Allied pourrait louer de nouveaux locaux à Ubisoft dans le 5455, indique M. Emory. Le dirigeant dit par ailleurs négocier un bail «qui pourrait être très lucratif», sans nommer le locataire potentiel.

Chose certaine, Allied garde l'oeil ouvert pour faire d'autres acquisitions dans le Mile-End. «En ce moment, nous sommes plus réactifs que proactifs, le temps d'absorber le 5455, dit M. Emory. Mais si une propriété devient disponible, nous voulons vraiment regarder cela de près, car nous croyons vraiment au développement à long terme de ce secteur.»

Pas de lien vers le métro

La rue Saint-Viateur Est s'est refait une beauté depuis l'an dernier, avec ses nouveaux trottoirs et son mobilier urbain rafraîchi. Mais un élément manque encore à la revitalisation de la partie Est du Mile-End: un lien piéton direct avec le métro Rosemont.

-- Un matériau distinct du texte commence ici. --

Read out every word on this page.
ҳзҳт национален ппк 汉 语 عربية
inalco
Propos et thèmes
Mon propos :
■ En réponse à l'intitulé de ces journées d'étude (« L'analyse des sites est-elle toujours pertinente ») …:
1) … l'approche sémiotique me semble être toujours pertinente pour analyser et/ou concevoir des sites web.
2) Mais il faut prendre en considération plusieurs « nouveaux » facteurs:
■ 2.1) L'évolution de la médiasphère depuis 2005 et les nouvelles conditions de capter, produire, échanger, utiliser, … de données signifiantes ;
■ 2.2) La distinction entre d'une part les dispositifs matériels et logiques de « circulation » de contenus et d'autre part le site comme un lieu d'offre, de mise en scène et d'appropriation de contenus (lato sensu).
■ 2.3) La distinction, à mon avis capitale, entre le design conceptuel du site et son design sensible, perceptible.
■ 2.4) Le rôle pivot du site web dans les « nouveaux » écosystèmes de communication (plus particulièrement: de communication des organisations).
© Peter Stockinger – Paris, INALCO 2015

À l'heure actuelle, les travailleurs et résidants du quartier doivent traverser illégalement le chemin de fer du Canadien Pacifique (CP) pour se rendre au métro, ou encore faire plusieurs détours qui rallongent le trajet. Les négociations entre la Ville, l'arrondissement et le CP (propriétaire de la voie ferrée) sont si laborieuses que le dossier fera l'objet d'une médiation devant l'Office des transports du Canada, indique le conseiller d'arrondissement Richard Ryan.

Entre-temps, le CP continue de distribuer des contraventions aux piétons qui s'aventurent sur la voie. Ce retard jette un peu d'ombre sur la rénovation du secteur Saint-Viateur Est du Mile-End, délimité par le boulevard Saint-Laurent à l'ouest, la rue Saint-Denis à l'est, la voie ferrée au nord et la rue Maguire au sud.

Depuis 2009, la Ville a investi quelque 9 millions pour améliorer les infrastructures. « On voit que le secteur se dynamise, avec les nouvelles terrasses sur Saint-Viateur », fait valoir Philippe Sabourin, chargé de communications à la Ville.